Train Natural Language Understanding (NLU) on ATIS dataset:
Steps:
- Tockenizer
- Featurizer
- Intent Classification
- Entity Recognition and Extraction
ATIS dataset has been used in the training and evaluation stage, which has 4978 sentences for the training dataset and 850 sentences for the evaluation stage. the figure shows the sample of dataset.
Ubuntu 18.04
python3 -m venv ./venv
source ./venv/bin/activate
pip3 install -U --user pip
pip3 install rasa
rasa train nlu -u train.json -c config.yml
rasa test nlu -u test.json --model models/nlu-20220215-184331.tar.gz
Metric | Model 1 | Model 2 | Model 3 |
---|---|---|---|
Weighted average precision | 0.96 | 0.88 | 0.94 |
Weighted average recall | 0.96 | 0.89 | 0.94 |
Weighted average f1 score | 0.96 | 0.88 | 0.93 |
Comparison Intent Classifiers outputs
Intent classifier for model one is DIET, which is a 256-bit binary transformer that It is superior to model two, which is a linear SVM, and model three, which uses the MITIE language model.

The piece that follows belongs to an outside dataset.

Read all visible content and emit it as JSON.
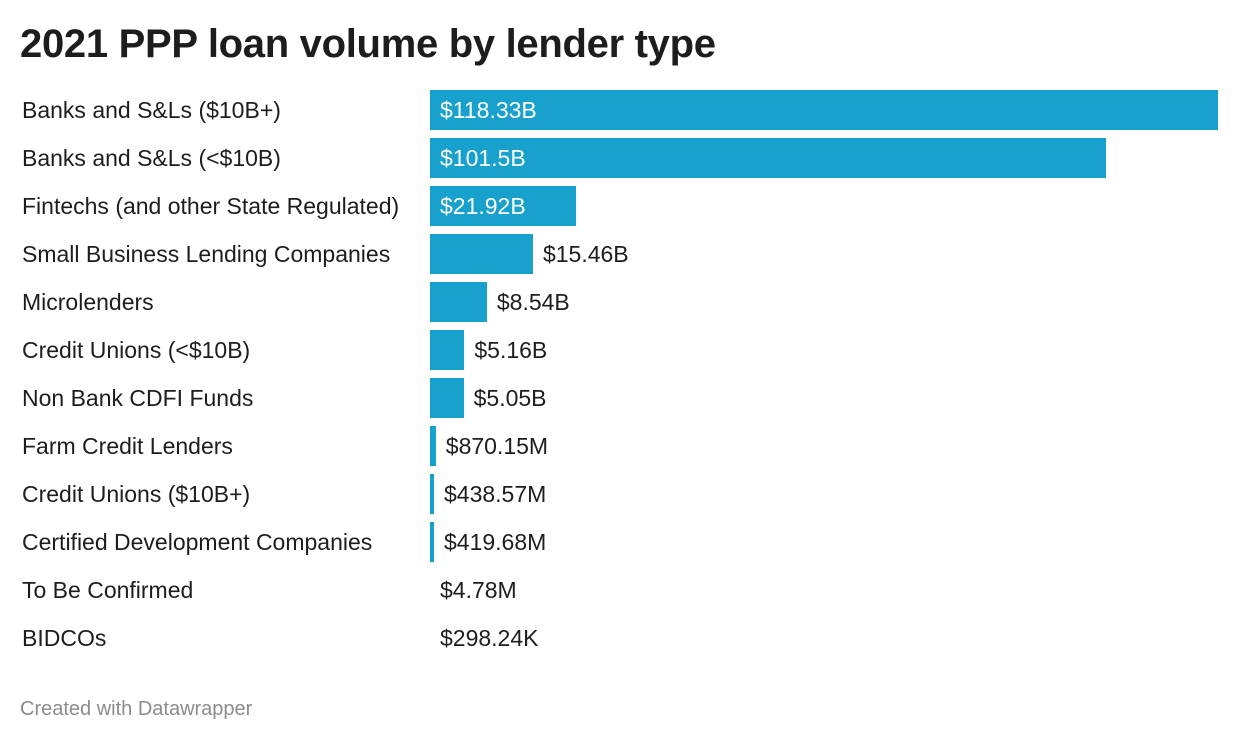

Metric | Model 1 | Model 2 | Model 3 |
---|---|---|---|
Weighted average .precision | 0.96 | 0.90 | 0.95 |
Weighted average recall | 0.94 | 0.89 | 0.92 |
Weighted average f1 score | 0.94 | 0.89 | 0.93 |
Comparison Entity Extractors outputs
In the first model, DIET is used as Entity extractor. As mentioned in the description, DIET can both classify intents and extract entities. In the second model, CRF is used as entity extractor, which has a lower efficiency than DIET. In the third model, MITIE Entity Extractor is used, which performs worse than DIET and better than CRF.